The sentinels are positioned in a semi-circle, like an enclosure, so that space is created that the participant may move into and outside of…

I would like these sentinels to be positioned in a circle or a semicircle, depending on the space they are exhibited in. I would like them to hold the centre, to represent a notion of totality and wholeness - to relate more to Rilke then to Yeats.

I think of ancient sacred spaces, standing stones, Stonehenge and labyrinths. For me, a circle is a votive space. As individuals we are always in the centre of a circle, the centre of all directions, the hub of our own wheel.

So it looks as if the sentinels are male and female.

In most of my other series of sculptures I have worked with uneven numbers, and thinking about it, there are usually more female than male figures.
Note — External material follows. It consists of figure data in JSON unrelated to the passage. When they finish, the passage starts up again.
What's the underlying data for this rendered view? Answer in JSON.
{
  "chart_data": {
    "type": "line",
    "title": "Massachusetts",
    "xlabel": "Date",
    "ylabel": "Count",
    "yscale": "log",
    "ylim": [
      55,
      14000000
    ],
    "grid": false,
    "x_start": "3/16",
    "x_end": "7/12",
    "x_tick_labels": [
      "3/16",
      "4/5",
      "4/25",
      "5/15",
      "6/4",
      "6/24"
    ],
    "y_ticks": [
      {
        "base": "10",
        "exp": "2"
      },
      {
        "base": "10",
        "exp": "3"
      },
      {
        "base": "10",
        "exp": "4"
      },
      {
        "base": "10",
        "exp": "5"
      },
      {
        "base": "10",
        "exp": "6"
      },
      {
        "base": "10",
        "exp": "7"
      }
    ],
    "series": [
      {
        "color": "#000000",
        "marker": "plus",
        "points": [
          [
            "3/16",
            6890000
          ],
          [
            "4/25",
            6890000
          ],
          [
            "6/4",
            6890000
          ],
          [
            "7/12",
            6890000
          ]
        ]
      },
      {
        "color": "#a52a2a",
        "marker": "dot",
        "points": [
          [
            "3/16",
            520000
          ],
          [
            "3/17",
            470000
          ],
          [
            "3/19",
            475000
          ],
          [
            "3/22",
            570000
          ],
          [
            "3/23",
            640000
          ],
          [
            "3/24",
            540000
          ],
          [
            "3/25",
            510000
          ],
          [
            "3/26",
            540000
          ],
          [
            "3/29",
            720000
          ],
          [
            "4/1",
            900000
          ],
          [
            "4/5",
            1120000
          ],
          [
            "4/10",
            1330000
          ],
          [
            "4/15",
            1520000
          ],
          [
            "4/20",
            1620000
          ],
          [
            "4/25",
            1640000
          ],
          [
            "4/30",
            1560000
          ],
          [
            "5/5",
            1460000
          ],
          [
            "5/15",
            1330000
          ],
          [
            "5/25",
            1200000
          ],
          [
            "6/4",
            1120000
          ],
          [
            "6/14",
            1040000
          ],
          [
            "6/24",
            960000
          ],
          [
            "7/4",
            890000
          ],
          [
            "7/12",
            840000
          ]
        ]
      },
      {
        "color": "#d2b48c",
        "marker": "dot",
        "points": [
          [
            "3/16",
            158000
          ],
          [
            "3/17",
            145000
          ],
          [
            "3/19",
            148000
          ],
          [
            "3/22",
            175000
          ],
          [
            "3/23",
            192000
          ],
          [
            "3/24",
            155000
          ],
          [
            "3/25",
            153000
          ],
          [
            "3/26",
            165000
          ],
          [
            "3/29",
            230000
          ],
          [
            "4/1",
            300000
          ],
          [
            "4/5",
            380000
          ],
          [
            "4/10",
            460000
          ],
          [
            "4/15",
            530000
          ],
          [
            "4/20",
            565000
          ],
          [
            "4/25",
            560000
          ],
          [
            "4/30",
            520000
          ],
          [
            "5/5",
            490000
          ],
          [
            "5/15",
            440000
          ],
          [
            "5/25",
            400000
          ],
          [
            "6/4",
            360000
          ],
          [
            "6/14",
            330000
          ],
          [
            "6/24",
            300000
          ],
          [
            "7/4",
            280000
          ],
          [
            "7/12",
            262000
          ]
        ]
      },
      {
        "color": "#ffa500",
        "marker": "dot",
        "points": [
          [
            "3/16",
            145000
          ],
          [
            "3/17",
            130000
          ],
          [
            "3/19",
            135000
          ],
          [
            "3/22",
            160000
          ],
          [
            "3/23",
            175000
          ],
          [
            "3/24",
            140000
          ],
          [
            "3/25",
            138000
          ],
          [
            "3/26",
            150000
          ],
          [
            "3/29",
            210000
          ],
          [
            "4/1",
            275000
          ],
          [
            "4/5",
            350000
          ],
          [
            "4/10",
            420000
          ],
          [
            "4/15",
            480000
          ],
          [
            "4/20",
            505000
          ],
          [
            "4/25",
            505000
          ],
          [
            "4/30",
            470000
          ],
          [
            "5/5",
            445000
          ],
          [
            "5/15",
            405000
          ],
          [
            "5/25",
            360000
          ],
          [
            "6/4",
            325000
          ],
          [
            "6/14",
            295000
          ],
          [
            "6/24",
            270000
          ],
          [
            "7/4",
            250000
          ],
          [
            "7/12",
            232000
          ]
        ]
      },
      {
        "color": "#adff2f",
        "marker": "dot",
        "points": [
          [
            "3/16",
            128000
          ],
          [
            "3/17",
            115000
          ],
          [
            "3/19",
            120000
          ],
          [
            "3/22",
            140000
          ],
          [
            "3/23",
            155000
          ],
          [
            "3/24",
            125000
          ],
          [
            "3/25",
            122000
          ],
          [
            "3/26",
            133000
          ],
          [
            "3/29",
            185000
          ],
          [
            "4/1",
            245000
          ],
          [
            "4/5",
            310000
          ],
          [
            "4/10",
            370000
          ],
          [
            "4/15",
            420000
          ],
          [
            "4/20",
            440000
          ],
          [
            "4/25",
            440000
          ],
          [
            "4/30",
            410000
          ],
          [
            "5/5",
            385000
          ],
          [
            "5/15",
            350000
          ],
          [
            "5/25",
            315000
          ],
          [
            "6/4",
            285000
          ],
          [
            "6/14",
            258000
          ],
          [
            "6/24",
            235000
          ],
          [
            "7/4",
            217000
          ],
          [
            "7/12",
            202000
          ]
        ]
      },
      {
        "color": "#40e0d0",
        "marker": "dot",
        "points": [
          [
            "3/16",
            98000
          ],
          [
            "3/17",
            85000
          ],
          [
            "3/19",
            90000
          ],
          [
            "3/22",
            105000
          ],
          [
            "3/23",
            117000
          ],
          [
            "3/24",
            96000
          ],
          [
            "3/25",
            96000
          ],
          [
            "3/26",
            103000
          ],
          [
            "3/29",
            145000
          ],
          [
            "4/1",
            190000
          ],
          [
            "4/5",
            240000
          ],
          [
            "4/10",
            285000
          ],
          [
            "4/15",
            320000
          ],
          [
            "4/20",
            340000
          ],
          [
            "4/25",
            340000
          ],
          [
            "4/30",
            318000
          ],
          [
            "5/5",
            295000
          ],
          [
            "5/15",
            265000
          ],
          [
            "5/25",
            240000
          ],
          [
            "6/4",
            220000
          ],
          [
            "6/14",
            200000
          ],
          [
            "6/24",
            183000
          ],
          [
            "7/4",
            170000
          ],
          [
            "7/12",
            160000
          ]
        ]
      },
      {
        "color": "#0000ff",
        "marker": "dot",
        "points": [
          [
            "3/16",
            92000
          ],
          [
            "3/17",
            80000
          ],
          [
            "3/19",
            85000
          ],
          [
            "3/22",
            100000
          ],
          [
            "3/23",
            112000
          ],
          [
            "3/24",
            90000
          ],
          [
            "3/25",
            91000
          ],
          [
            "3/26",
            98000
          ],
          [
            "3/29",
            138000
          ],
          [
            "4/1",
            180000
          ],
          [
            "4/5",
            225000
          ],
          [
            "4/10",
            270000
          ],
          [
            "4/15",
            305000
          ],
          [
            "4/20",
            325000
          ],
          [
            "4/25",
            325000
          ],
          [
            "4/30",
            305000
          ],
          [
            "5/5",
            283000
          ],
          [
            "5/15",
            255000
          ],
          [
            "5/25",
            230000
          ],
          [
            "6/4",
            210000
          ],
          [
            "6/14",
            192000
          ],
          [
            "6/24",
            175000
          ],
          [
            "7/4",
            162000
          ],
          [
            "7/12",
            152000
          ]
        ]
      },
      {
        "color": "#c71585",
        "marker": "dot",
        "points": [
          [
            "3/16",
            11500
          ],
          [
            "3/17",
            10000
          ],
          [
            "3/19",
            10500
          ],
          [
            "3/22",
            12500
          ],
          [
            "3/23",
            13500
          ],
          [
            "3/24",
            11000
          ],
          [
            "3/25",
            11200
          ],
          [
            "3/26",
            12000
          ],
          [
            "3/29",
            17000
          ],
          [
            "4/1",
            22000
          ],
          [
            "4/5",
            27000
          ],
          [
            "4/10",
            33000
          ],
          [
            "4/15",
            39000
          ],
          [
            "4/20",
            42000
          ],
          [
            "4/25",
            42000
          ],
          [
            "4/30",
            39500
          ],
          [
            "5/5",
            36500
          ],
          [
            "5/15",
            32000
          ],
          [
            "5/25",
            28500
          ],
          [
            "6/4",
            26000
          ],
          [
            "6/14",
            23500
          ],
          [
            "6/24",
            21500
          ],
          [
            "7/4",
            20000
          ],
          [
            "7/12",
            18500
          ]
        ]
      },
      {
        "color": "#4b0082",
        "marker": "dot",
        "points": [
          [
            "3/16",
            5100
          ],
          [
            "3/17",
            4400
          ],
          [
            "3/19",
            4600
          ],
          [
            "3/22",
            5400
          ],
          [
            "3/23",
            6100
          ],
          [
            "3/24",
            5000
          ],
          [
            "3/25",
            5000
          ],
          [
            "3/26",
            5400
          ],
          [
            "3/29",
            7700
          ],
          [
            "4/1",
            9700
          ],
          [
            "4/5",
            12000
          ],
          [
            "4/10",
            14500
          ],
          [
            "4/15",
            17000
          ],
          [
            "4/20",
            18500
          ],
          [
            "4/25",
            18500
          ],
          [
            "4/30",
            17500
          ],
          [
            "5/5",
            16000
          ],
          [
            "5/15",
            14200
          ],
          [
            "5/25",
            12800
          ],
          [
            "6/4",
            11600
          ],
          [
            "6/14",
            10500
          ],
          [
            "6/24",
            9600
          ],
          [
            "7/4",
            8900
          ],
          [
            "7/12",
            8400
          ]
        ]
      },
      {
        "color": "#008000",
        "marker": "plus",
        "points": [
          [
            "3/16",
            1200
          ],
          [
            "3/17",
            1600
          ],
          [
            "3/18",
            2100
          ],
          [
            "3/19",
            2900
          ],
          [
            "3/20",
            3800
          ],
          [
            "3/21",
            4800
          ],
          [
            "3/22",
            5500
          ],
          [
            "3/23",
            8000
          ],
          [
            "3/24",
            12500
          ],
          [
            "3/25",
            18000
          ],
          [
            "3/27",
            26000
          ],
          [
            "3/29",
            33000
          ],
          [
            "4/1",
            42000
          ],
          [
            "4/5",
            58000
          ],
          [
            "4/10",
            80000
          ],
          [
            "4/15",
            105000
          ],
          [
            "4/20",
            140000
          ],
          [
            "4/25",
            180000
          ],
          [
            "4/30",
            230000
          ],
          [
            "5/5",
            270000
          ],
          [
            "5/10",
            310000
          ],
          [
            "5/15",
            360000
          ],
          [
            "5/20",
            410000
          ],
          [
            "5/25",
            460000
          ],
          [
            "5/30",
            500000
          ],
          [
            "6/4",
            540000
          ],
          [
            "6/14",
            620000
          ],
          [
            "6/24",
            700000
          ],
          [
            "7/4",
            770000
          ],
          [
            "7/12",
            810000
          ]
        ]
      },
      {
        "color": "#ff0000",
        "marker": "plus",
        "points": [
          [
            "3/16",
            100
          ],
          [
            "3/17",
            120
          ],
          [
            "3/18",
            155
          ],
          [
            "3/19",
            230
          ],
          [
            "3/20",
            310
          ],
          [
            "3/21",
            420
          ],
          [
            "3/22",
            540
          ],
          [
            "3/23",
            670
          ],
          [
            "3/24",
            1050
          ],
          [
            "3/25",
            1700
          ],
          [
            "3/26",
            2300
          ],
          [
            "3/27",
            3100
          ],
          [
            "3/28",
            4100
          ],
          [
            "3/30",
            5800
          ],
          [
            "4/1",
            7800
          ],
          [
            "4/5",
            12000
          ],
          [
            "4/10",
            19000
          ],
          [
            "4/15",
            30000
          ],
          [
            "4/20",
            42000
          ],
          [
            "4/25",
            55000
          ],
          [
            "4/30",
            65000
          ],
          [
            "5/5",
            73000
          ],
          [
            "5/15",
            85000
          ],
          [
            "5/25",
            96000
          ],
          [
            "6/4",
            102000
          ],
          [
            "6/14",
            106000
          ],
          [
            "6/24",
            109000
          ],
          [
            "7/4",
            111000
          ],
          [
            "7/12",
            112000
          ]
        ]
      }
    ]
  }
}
This is probably because I am a woman and I know what it is like to be a woman. However, eight, both in shape and number suggests a balance, a type of yin and yang. The masculine and feminine need to be equally represented. To do otherwise would be to make a statement which I did not want to do. So yes, I was probably aware that there would be four male and four female figures beforehand, but the personages that emerged were always a surprise.

Some folks like to point out that you started as a political artist and switched gears. If this is so, why did this shift occur?

I was a young woman studying art in apartheid South Africa in the 1970s, and like my fellow students I was both enraged and felt powerless in the face of the racial discrimination and inequality practised by our government. At that time, I felt entrapped not only by the political situation but also by the definitions of what was expected of a woman and relationships. I had a sense of cloying claustrophobia that is apparent in the heavy paint of those early works and the depiction of threatening embraces - between man and woman, soldier and detainee. My figures were weighed down by heavy clothing that seemed to swirl with uneasy emotions and incarcerated in awkward interior spaces that showed no way out. There is a sense of desperation, a questioning of: “Is this all there is?” When I look at these paintings now, I can recognise that this could have been the seed for my spiritual search. I felt trapped in my own body, trapped in the matters of man, trapped in material existence.

So how did the shift occur? In the early 90’s, my brother died. I was holding his feet as he died and felt a lift and a shift out of him and became acutely aware that we are all more than our bodies. Around this time Nelson Mandela was released from prison. It was the end of Apartheid, and the country started preparing for its first free election. I think this all opened something up in me - a new spaciousness, the sense of freedom and the promise of a better future. My figures became naked and innocent rather than sexual, and they moved outdoors and embarked on a journey.

In an interview you gave you mentioned the goddess Artemis and how significant she was to your artwork. Have you replaced Artemis with anyone or anything in particular?

For me Artemis is the warrior woman. The huntress - bow in hand, forever striding forward. Her arrows arc into the future. She has great purpose, and I can see that as an archetype she has helped me travel far. But now I feel that I am done with that journeying. It is time for a homecoming - for Surrender and Forgiveness. There is nothing to seek, it was all here all the time.

Deborah Bell's show will run from September 3rd to October 3rd at Everard Read Gallery.